No mês de novembro acontecerá a 5ª Conferência Nacional de Saúde Mental. Antes disso, deverá acontecer as etapas estaduais preparatórias para eleição dos delegados, no entanto, de forma antidemocrática, os prazos das conferências foram modificados pelo Conselho Nacional de Saúde (CNS), afetando a participação daqueles que têm pouco acesso a informações, sobretudo os usuários em situação de vulnerabilidade psicossocial mais agravada.
Nicole Ramos, Amanda de Lucca e Kemi, com colaboração de Rafaela Puri
SÃO PAULO – O Fórum Paulista da Luta Antimanicomial (FPLAM), o Fórum Popular de Saúde e o Bloco Popular da V Conferência Nacional de Saúde Mental no último dia 4 realizaram a Plenária Livre de Saúde Mental Antimanicomial em São Paulo para debater o atual cenário da política de saúde mental e executar a etapa preparatória para a 3ª Conferência Estadual de Saúde Mental e a 5ª Conferência Nacional de Saúde Mental (V CNSM). Entre os diversos movimentos sociais, entidades e coletivos da classe trabalhadora, estiveram presentes a União da Juventude Rebelião (UJR), o Movimento de Mulheres Olga Benário e a Unidade Popular pelo Socialismo (UP).

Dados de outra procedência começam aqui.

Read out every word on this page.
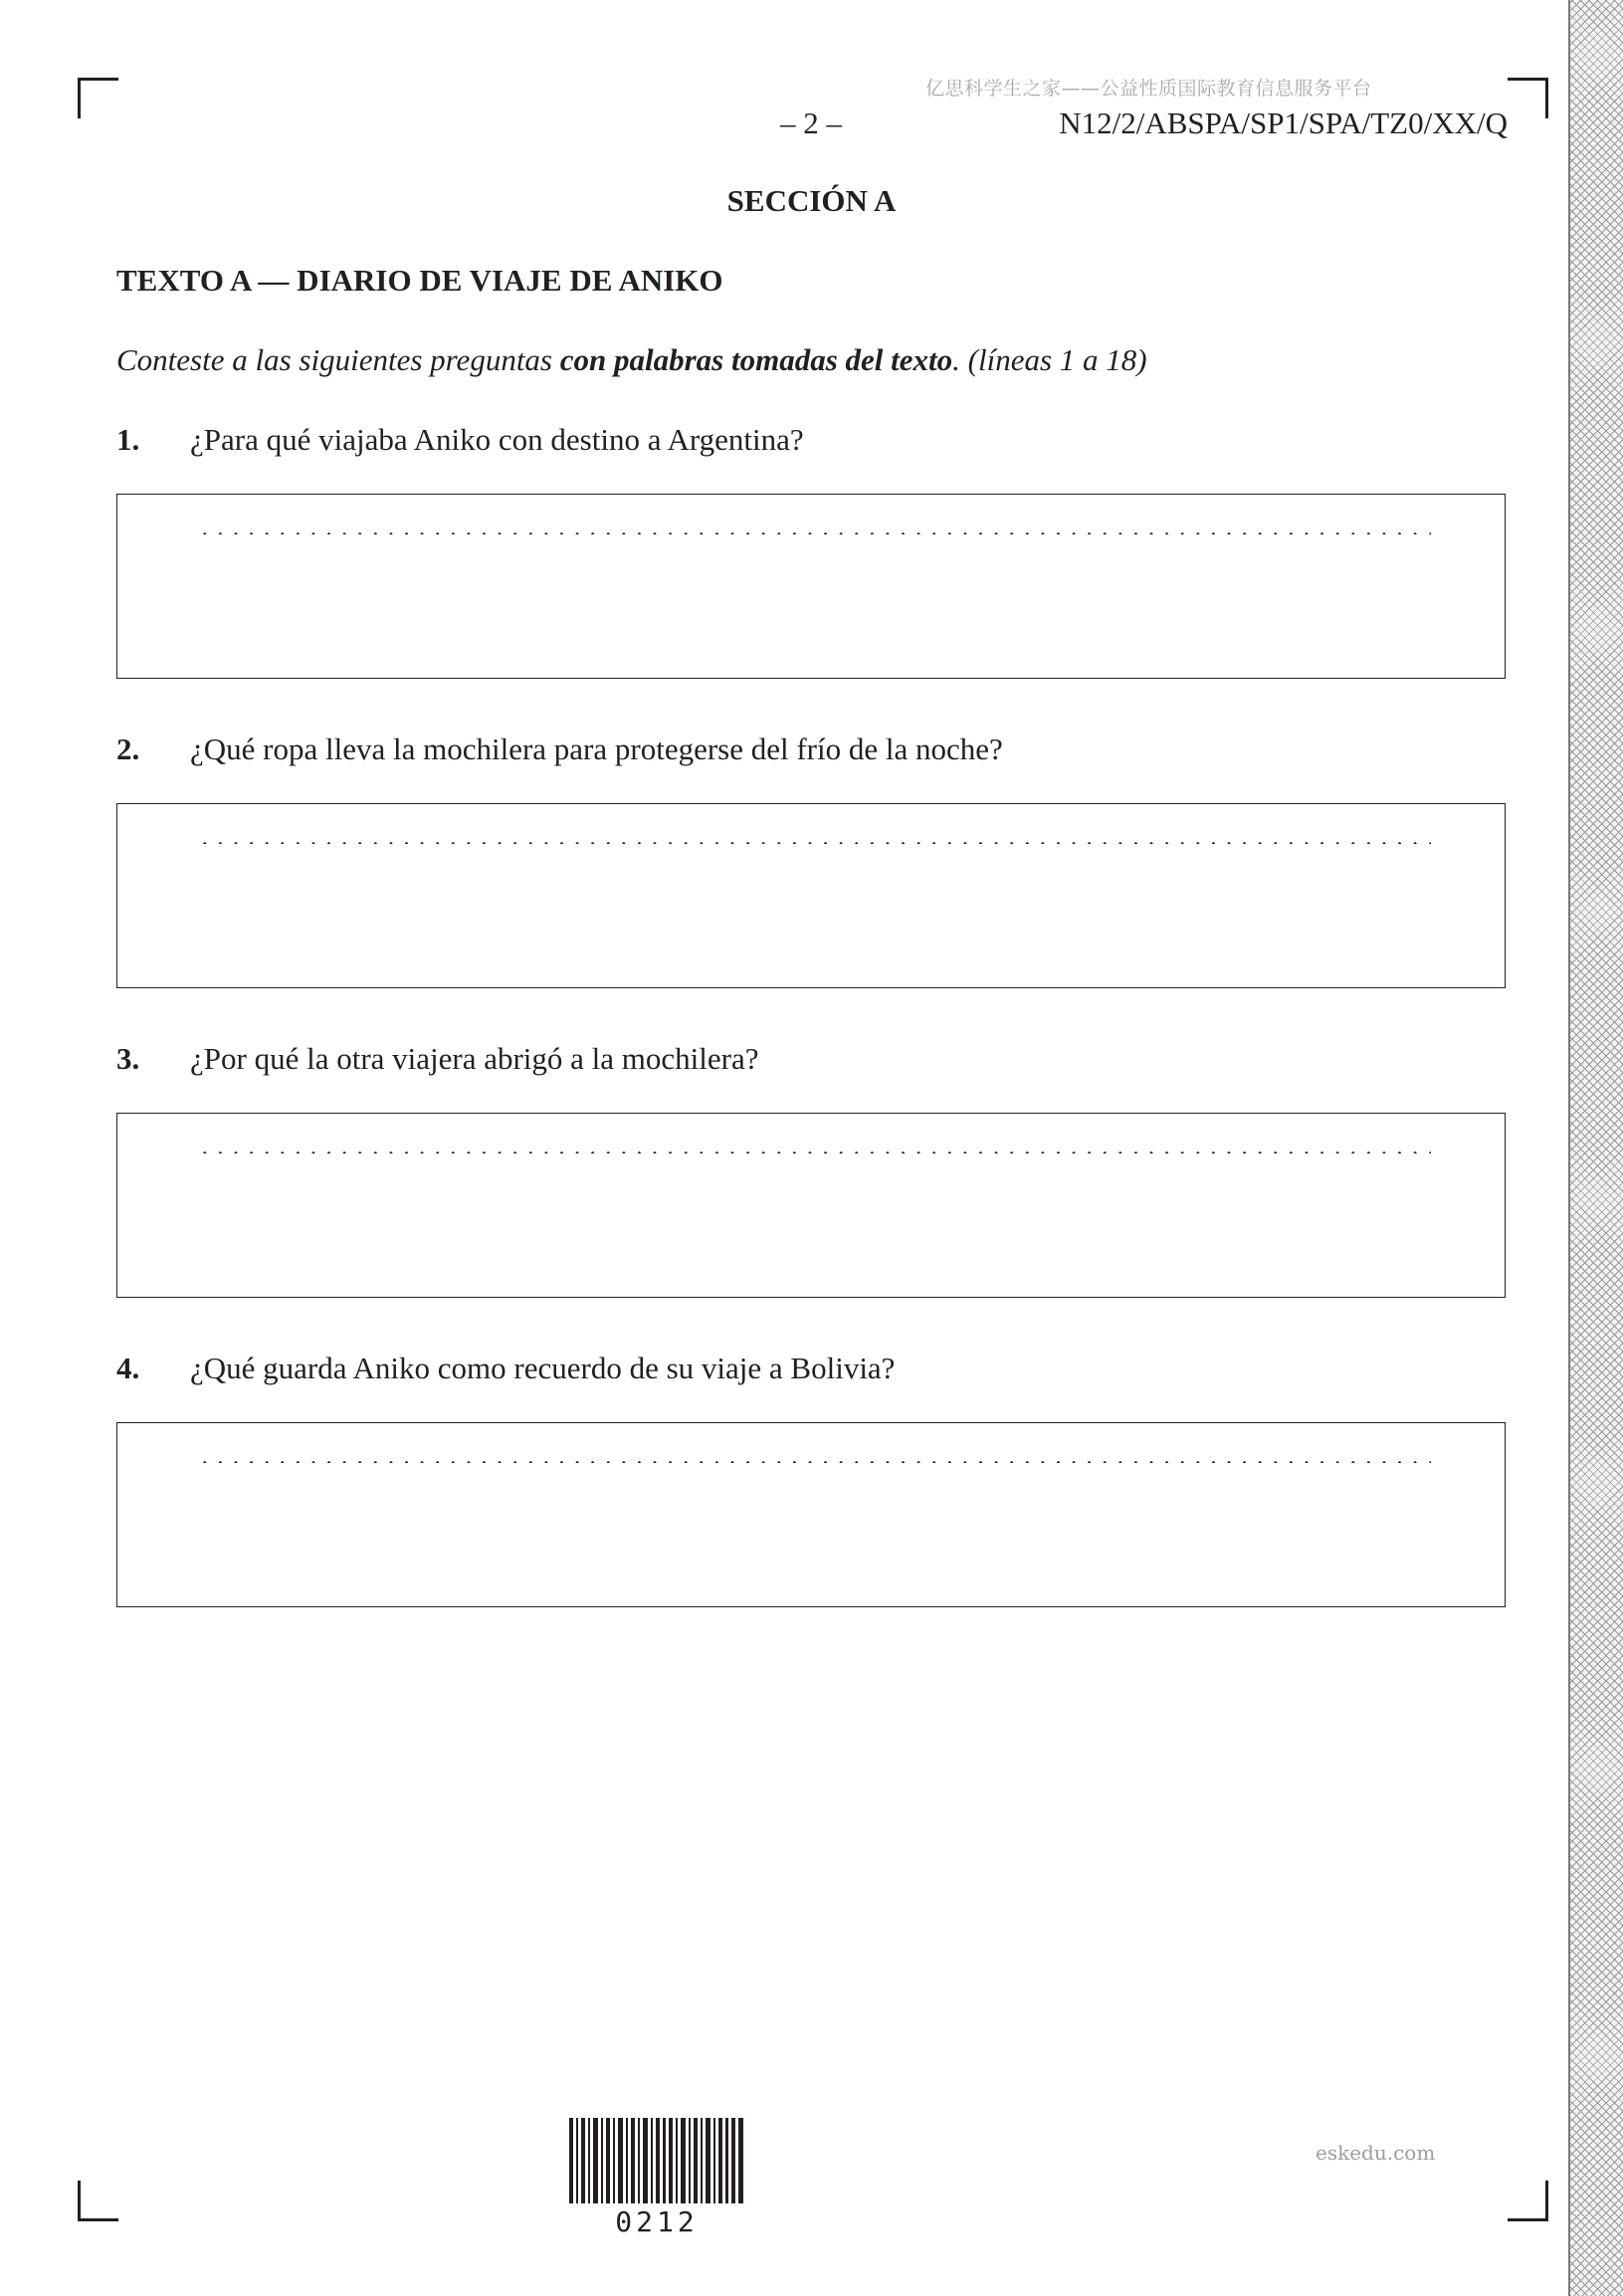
亿思科学生之家——公益性质国际教育信息服务平台
– 2 –	N12/2/ABSPA/SP1/SPA/TZ0/XX/Q
SECCIÓN A
TEXTO A — DIARIO DE VIAJE DE ANIKO
Conteste a las siguientes preguntas con palabras tomadas del texto. (líneas 1 a 18)
1. ¿Para qué viajaba Aniko con destino a Argentina?
2. ¿Qué ropa lleva la mochilera para protegerse del frío de la noche?
3. ¿Por qué la otra viajera abrigó a la mochilera?
4. ¿Qué guarda Aniko como recuerdo de su viaje a Bolivia?
0212
eskedu.com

A Conferência Nacional de Saúde Mental garante um espaço participativo para debater a construção das políticas públicas no campo da saúde mental, visando aprimorar o cuidado em saúde mental nos territórios. A 4ª conferência foi realizada em 2010, ou seja, há 12 anos. A V CNSM será realizada dos dias 8 a 11 de novembro com o tema “A Política de Saúde Mental como Direito: Pela defesa do cuidado em liberdade, rumo a avanços e garantia dos serviços da atenção psicossocial no SUS”.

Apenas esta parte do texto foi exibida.